Having such tails is fairly normal for a star cluster disrupted by galactic tidal forces, but the team noted something odd. They ran simulations of the disruption of the cluster and found significantly more stars in the back tail of the simulation. Some stars are missing in the real cluster.

The team ran more simulations to find out what could lead these stars astray – and found that an interaction with something large, about 10 million times the mass of the sun, could reproduce the observed phenomenon.

“There must have been a close interaction with this truly enormous mass, and the Hyades have just been destroyed,” said Jerabkova.
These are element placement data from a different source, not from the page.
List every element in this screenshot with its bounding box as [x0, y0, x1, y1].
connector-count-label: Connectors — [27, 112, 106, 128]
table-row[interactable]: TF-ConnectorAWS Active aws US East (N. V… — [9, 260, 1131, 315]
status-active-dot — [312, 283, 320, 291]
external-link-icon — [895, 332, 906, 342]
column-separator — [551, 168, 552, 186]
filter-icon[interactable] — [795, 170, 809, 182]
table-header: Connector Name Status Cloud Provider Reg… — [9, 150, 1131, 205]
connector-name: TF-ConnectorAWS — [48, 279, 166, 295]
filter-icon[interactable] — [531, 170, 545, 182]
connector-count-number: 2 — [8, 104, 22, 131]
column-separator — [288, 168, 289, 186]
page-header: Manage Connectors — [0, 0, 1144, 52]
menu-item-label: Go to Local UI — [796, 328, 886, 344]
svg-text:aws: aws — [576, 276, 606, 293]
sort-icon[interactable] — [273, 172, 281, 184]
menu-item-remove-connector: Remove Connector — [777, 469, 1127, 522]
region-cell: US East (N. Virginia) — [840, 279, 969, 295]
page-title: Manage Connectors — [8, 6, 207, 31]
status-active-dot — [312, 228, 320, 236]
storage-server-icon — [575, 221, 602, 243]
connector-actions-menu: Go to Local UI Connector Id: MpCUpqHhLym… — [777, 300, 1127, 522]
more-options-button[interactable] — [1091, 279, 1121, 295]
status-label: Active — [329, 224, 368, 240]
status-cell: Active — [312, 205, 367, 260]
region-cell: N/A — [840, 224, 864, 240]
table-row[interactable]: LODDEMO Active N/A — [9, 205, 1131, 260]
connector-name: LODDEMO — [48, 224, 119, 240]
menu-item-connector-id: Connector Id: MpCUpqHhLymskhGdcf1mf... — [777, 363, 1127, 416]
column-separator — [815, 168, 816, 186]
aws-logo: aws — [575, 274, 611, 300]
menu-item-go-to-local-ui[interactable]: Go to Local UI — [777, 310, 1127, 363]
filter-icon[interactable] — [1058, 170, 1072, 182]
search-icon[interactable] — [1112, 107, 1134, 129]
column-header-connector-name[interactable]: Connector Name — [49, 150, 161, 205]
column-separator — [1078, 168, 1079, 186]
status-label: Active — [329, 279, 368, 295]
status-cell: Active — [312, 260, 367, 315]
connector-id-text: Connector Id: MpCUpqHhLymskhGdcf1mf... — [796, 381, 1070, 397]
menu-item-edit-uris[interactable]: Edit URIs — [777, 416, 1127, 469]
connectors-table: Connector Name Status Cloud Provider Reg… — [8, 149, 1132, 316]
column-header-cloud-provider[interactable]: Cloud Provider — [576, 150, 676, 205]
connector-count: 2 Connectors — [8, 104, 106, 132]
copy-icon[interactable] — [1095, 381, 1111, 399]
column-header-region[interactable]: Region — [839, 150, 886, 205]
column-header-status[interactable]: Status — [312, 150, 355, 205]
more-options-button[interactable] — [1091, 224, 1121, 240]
The big problem with that scenario is that right now we can’t see anything so massive anywhere near it. However, the universe is actually full of invisible things – dark matter, the name we give to the mysterious mass whose existence we can deduce only through the gravitational effects on the things we can see.

According to these gravitational effects, scientists have calculated that about 80 percent of all matter in the Universe is dark matter. Dark matter is thought to be an essential part of galaxy formation – large clumps of it collected in the early Universe and formed the normal matter into the galaxies we see today.

dark matter haloSchematic diagram of the halo of the dark matter of our galaxy. (Digital Universe / American Museum of Natural History)

Those clumps of dark matter can still be found in sprawling “dark halos” around galaxies. The Milky Way is 1.9 million light years across. Within those halos, astronomers predict denser clumps called dark matter subhalos that just float around.

Future quests may yield a structure that could have caused the strange disappearance of stars in Hyades’ rear tail; if they don’t, the researchers think the perturbation could be the work of a dark matter subhalo.

The finding also suggests that tidal currents and tide tails could be excellent places to look for sources of mysterious gravitational interactions.

“With Gaia, the way we see the Milky Way has completely changed,” said Jerabkova. “And with these discoveries, we will be able to map the Milky Way’s sub-structures much better than ever before.”